The National Health and Medical Research Council (NHMRC) is currently conducting a review of IVF practices in Australia, with the goal of establishing a new set of guidelines for IVF clinics.
One of the recommendations aims to update Australia's laws around IVF gender selection.
Under the proposed changes, couples would not be allowed to choose the gender of their first or second child, with the exception of certain medical conditions.
At present, IVF in Australia costs around $10,000 but sex selection is not allowed.
However, Australians are flocking overseas and paying three to five times more for the chance to select the sex of their child.
"We know Australians are going overseas to have this procedure and sometimes the clinics aren’t as safe as we’d like,” the chairman of the NHMRC review panel, Ian Olver told News.com.au.
"We won’t allow it with first borns, to avoid serious gender bias, but these parents feel so strongly that they want a third or fourth child that’s a different sex that they’re prepared to spend a lot of money."
Choosing a baby's gender for cultural or racial reasons would be banned.

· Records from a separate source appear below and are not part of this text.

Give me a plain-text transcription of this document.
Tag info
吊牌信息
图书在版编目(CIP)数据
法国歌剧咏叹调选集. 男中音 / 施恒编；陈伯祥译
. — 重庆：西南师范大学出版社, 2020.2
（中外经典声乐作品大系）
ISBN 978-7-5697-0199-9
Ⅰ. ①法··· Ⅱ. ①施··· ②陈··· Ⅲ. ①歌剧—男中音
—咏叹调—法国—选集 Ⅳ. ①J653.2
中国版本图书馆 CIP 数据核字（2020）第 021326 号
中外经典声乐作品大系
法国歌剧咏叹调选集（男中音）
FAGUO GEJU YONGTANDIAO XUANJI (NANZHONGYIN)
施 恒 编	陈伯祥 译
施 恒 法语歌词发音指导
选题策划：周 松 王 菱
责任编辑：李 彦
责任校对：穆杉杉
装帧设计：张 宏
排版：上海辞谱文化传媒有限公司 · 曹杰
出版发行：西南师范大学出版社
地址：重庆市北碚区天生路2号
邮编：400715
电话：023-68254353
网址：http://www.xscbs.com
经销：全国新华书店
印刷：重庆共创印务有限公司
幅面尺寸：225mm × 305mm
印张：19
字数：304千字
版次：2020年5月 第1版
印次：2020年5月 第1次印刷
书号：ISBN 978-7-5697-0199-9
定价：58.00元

But the proposed changes would allow parents to balance their family with boys and girls.
Professor Olver believes times have changed since our last national conversation about IVF treatment.
"We had that discussion 30 years ago when IVF children were still called ‘designer babies’, but now there are 200,000 couples in Australia who have been made happy through having a baby through IVF," he said.
The NHMRC are calling for public submissions on the proposed changes as they review the guidelines.